The easiest way to introduce this topic is with a quote:
Radioactive Boy Scout" arrested
03 August 2007
David Hahn, 31, from Clinton Township, Michigan, has been accused of stealing smoke detectors containing americium. Hahn was previously described as "The Radioactive Boy Scout" after trying to make a thorium-based reactor in a shed at his mother's home when a 17-year old. Now 31, Hahn, was being held in the Macomb County Jail on charges of larceny from a building.
According to the story. Hahn had a number of (apparently stolen) smoke detectors, and it was speculated he was trying to extract the americium from them. Americium is a radioactive metal that is quite similar to polonium and could ( I believe) be used to make a "dirty bomb"-or-more threatening still- be alloyed with beryllium to create a neutron source that would be far more dangerous.
Hahn's motives (He says he was researching for a book) are - at best - murky.
Hahn's adventures are not unique: a Pataskala, Ohio (near Columbus) man was taken into custody on sexual assault charges,and a search of his home revealed a jar about half full of castor bean seeds-which can be used to make ricin : a deadly bio-poison for which there is no antidote. Police say "rocket fuel" was also found. (I'm not sure I want to know what that was all about !)
All across the nation, there have been false bomb threats. These usually get phoned in right after lunch on Friday afternoons - presumably by employees looking to start their weekend early.
New Jersey had a staggering number of such incidents until it worked out a remedial strategy: The police respond in full force, and they make a thorough search ...but no employees are allowed to leave the building unless a real threat is found. (By strange coincidence the number of bomb threats has gone from several per week to one every few months...)
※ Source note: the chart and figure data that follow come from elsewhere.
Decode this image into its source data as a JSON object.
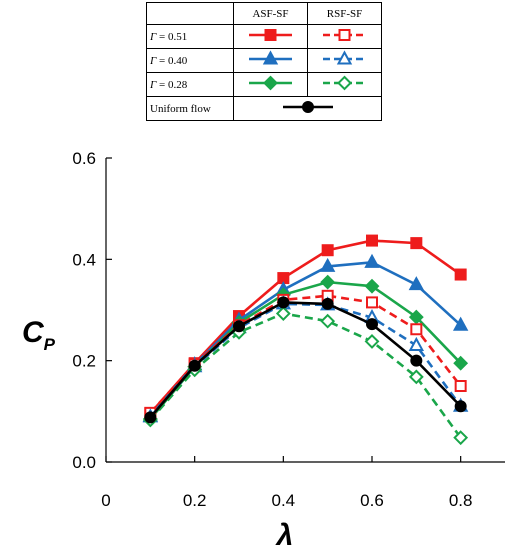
{
  "legend": {
    "header": [
      "",
      "ASF-SF",
      "RSF-SF"
    ],
    "rows": [
      {
        "gamma_symbol": "Γ",
        "eq": " = 0.51",
        "color": "#ee1c1c",
        "marker": "square"
      },
      {
        "gamma_symbol": "Γ",
        "eq": " = 0.40",
        "color": "#1f6fbf",
        "marker": "triangle"
      },
      {
        "gamma_symbol": "Γ",
        "eq": " = 0.28",
        "color": "#1aa64a",
        "marker": "diamond"
      }
    ],
    "uniform": {
      "label": "Uniform flow",
      "color": "#000000",
      "marker": "circle"
    }
  },
  "chart_data": {
    "type": "line",
    "xlabel": "λ",
    "ylabel_main": "C",
    "ylabel_sub": "P",
    "xlim": [
      0,
      0.9
    ],
    "ylim": [
      0,
      0.6
    ],
    "xticks": [
      0,
      0.2,
      0.4,
      0.6,
      0.8
    ],
    "xtick_labels": [
      "0",
      "0.2",
      "0.4",
      "0.6",
      "0.8"
    ],
    "yticks": [
      0,
      0.2,
      0.4,
      0.6
    ],
    "ytick_labels": [
      "0.0",
      "0.2",
      "0.4",
      "0.6"
    ],
    "x": [
      0.1,
      0.2,
      0.3,
      0.4,
      0.5,
      0.6,
      0.7,
      0.8
    ],
    "series": [
      {
        "name": "ASF-SF Γ = 0.51",
        "color": "#ee1c1c",
        "marker": "square",
        "filled": true,
        "dashed": false,
        "values": [
          0.096,
          0.195,
          0.288,
          0.363,
          0.418,
          0.437,
          0.432,
          0.37
        ]
      },
      {
        "name": "ASF-SF Γ = 0.40",
        "color": "#1f6fbf",
        "marker": "triangle",
        "filled": true,
        "dashed": false,
        "values": [
          0.09,
          0.192,
          0.28,
          0.34,
          0.386,
          0.394,
          0.35,
          0.27
        ]
      },
      {
        "name": "ASF-SF Γ = 0.28",
        "color": "#1aa64a",
        "marker": "diamond",
        "filled": true,
        "dashed": false,
        "values": [
          0.085,
          0.188,
          0.275,
          0.33,
          0.355,
          0.347,
          0.286,
          0.195
        ]
      },
      {
        "name": "RSF-SF Γ = 0.51",
        "color": "#ee1c1c",
        "marker": "square",
        "filled": false,
        "dashed": true,
        "values": [
          0.097,
          0.193,
          0.27,
          0.32,
          0.328,
          0.315,
          0.262,
          0.15
        ]
      },
      {
        "name": "RSF-SF Γ = 0.40",
        "color": "#1f6fbf",
        "marker": "triangle",
        "filled": false,
        "dashed": true,
        "values": [
          0.089,
          0.188,
          0.265,
          0.312,
          0.31,
          0.285,
          0.23,
          0.11
        ]
      },
      {
        "name": "RSF-SF Γ = 0.28",
        "color": "#1aa64a",
        "marker": "diamond",
        "filled": false,
        "dashed": true,
        "values": [
          0.083,
          0.182,
          0.256,
          0.293,
          0.278,
          0.238,
          0.168,
          0.048
        ]
      },
      {
        "name": "Uniform flow",
        "color": "#000000",
        "marker": "circle",
        "filled": true,
        "dashed": false,
        "values": [
          0.088,
          0.19,
          0.268,
          0.315,
          0.312,
          0.272,
          0.2,
          0.11
        ]
      }
    ]
  }
}
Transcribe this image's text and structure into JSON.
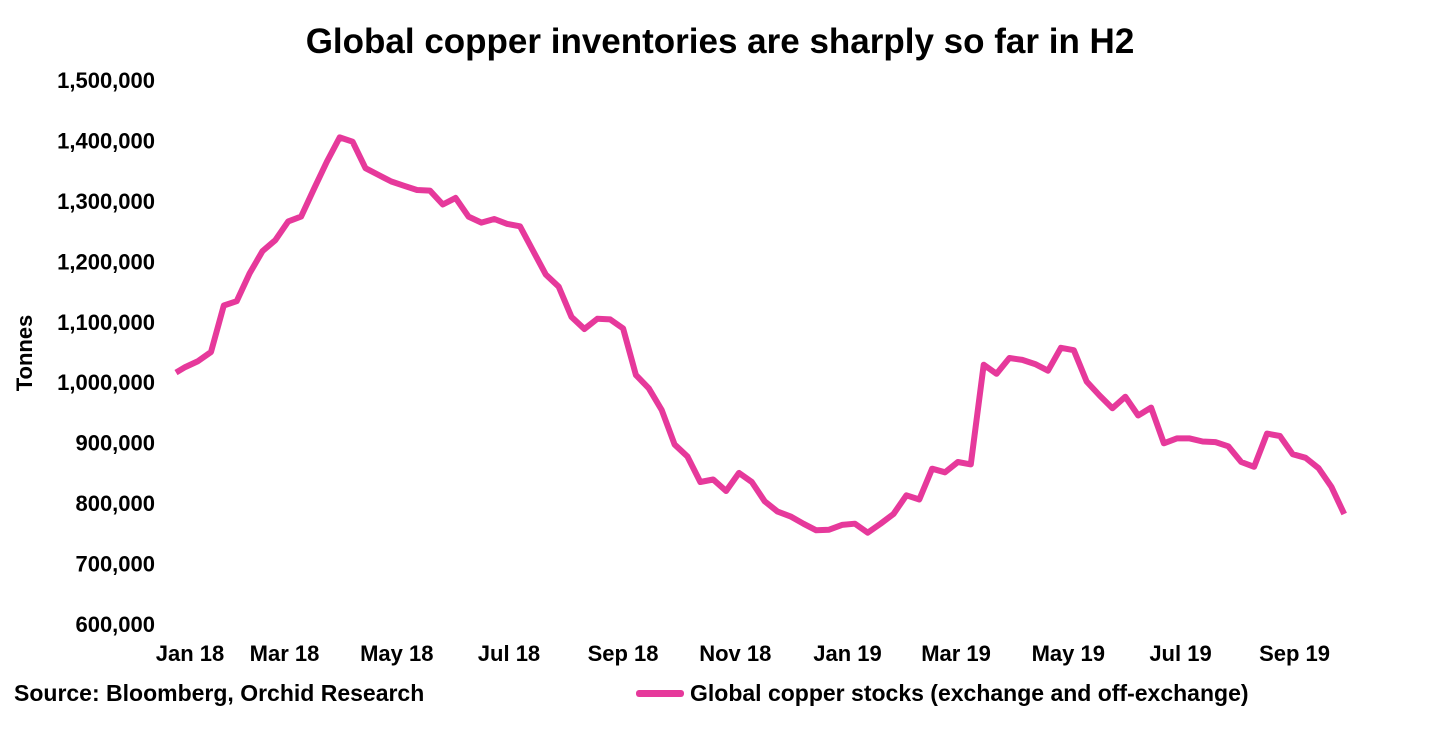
{
  "source": "Source: Bloomberg, Orchid Research",
  "chart_data": {
    "type": "line",
    "title": "Global copper inventories are sharply so far in H2",
    "xlabel": "",
    "ylabel": "Tonnes",
    "ylim": [
      600000,
      1500000
    ],
    "yticks": [
      600000,
      700000,
      800000,
      900000,
      1000000,
      1100000,
      1200000,
      1300000,
      1400000,
      1500000
    ],
    "ytick_labels": [
      "600,000",
      "700,000",
      "800,000",
      "900,000",
      "1,000,000",
      "1,100,000",
      "1,200,000",
      "1,300,000",
      "1,400,000",
      "1,500,000"
    ],
    "xlim": [
      "2018-01-01",
      "2019-10-12"
    ],
    "xtick_labels": [
      {
        "date": "2018-01-01",
        "label": "Jan 18"
      },
      {
        "date": "2018-03-01",
        "label": "Mar 18"
      },
      {
        "date": "2018-05-01",
        "label": "May 18"
      },
      {
        "date": "2018-07-01",
        "label": "Jul 18"
      },
      {
        "date": "2018-09-01",
        "label": "Sep 18"
      },
      {
        "date": "2018-11-01",
        "label": "Nov 18"
      },
      {
        "date": "2019-01-01",
        "label": "Jan 19"
      },
      {
        "date": "2019-03-01",
        "label": "Mar 19"
      },
      {
        "date": "2019-05-01",
        "label": "May 19"
      },
      {
        "date": "2019-07-01",
        "label": "Jul 19"
      },
      {
        "date": "2019-09-01",
        "label": "Sep 19"
      }
    ],
    "grid": false,
    "legend_position": "bottom",
    "series": [
      {
        "name": "Global copper stocks (exchange and off-exchange)",
        "color": "#e6399b",
        "points": [
          [
            "2018-01-01",
            1016000
          ],
          [
            "2018-01-06",
            1025000
          ],
          [
            "2018-01-13",
            1035000
          ],
          [
            "2018-01-20",
            1050000
          ],
          [
            "2018-01-27",
            1127000
          ],
          [
            "2018-02-03",
            1134000
          ],
          [
            "2018-02-10",
            1180000
          ],
          [
            "2018-02-17",
            1217000
          ],
          [
            "2018-02-24",
            1235000
          ],
          [
            "2018-03-03",
            1266000
          ],
          [
            "2018-03-10",
            1274000
          ],
          [
            "2018-03-17",
            1320000
          ],
          [
            "2018-03-24",
            1365000
          ],
          [
            "2018-03-31",
            1405000
          ],
          [
            "2018-04-07",
            1398000
          ],
          [
            "2018-04-14",
            1354000
          ],
          [
            "2018-04-21",
            1343000
          ],
          [
            "2018-04-28",
            1332000
          ],
          [
            "2018-05-05",
            1325000
          ],
          [
            "2018-05-12",
            1318000
          ],
          [
            "2018-05-19",
            1317000
          ],
          [
            "2018-05-26",
            1294000
          ],
          [
            "2018-06-02",
            1305000
          ],
          [
            "2018-06-09",
            1274000
          ],
          [
            "2018-06-16",
            1264000
          ],
          [
            "2018-06-23",
            1270000
          ],
          [
            "2018-06-30",
            1262000
          ],
          [
            "2018-07-07",
            1258000
          ],
          [
            "2018-07-14",
            1218000
          ],
          [
            "2018-07-21",
            1178000
          ],
          [
            "2018-07-28",
            1158000
          ],
          [
            "2018-08-04",
            1108000
          ],
          [
            "2018-08-11",
            1088000
          ],
          [
            "2018-08-18",
            1105000
          ],
          [
            "2018-08-25",
            1104000
          ],
          [
            "2018-09-01",
            1089000
          ],
          [
            "2018-09-08",
            1012000
          ],
          [
            "2018-09-15",
            990000
          ],
          [
            "2018-09-22",
            954000
          ],
          [
            "2018-09-29",
            897000
          ],
          [
            "2018-10-06",
            877000
          ],
          [
            "2018-10-13",
            835000
          ],
          [
            "2018-10-20",
            839000
          ],
          [
            "2018-10-27",
            820000
          ],
          [
            "2018-11-03",
            850000
          ],
          [
            "2018-11-10",
            835000
          ],
          [
            "2018-11-17",
            803000
          ],
          [
            "2018-11-24",
            786000
          ],
          [
            "2018-12-01",
            778000
          ],
          [
            "2018-12-08",
            766000
          ],
          [
            "2018-12-15",
            755000
          ],
          [
            "2018-12-22",
            756000
          ],
          [
            "2018-12-29",
            764000
          ],
          [
            "2019-01-05",
            766000
          ],
          [
            "2019-01-12",
            751000
          ],
          [
            "2019-01-19",
            766000
          ],
          [
            "2019-01-26",
            782000
          ],
          [
            "2019-02-02",
            813000
          ],
          [
            "2019-02-09",
            806000
          ],
          [
            "2019-02-16",
            857000
          ],
          [
            "2019-02-23",
            851000
          ],
          [
            "2019-03-02",
            868000
          ],
          [
            "2019-03-09",
            864000
          ],
          [
            "2019-03-16",
            1029000
          ],
          [
            "2019-03-23",
            1014000
          ],
          [
            "2019-03-30",
            1040000
          ],
          [
            "2019-04-06",
            1037000
          ],
          [
            "2019-04-13",
            1030000
          ],
          [
            "2019-04-20",
            1019000
          ],
          [
            "2019-04-27",
            1057000
          ],
          [
            "2019-05-04",
            1053000
          ],
          [
            "2019-05-11",
            1001000
          ],
          [
            "2019-05-18",
            978000
          ],
          [
            "2019-05-25",
            957000
          ],
          [
            "2019-06-01",
            976000
          ],
          [
            "2019-06-08",
            945000
          ],
          [
            "2019-06-15",
            958000
          ],
          [
            "2019-06-22",
            899000
          ],
          [
            "2019-06-29",
            907000
          ],
          [
            "2019-07-06",
            907000
          ],
          [
            "2019-07-13",
            902000
          ],
          [
            "2019-07-20",
            901000
          ],
          [
            "2019-07-27",
            894000
          ],
          [
            "2019-08-03",
            868000
          ],
          [
            "2019-08-10",
            860000
          ],
          [
            "2019-08-17",
            915000
          ],
          [
            "2019-08-24",
            911000
          ],
          [
            "2019-08-31",
            881000
          ],
          [
            "2019-09-07",
            875000
          ],
          [
            "2019-09-14",
            858000
          ],
          [
            "2019-09-21",
            827000
          ],
          [
            "2019-09-28",
            782000
          ]
        ]
      }
    ]
  }
}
All of these incidents remind me of the old fishing hole I visited as a boy. The water would sometimes be so dappled with "fish strikes" it would look as if the pond was being hit with a rain shower; but, on closer examination, the "big fish" creating all that fuss would turn out to be minnows.
That didn't mean there were no big fish present. You would see them swirl up once in a while from the cool depths to grab a minnow, or to steal the bluegill you had just hooked.
The people we need to worry about are out there - and, just like the bass and pickerel of my youth,catching them is the tricky part - especially when there are so many minnows tying up the attention and resources of those whose job it is to keep us reasonably safe.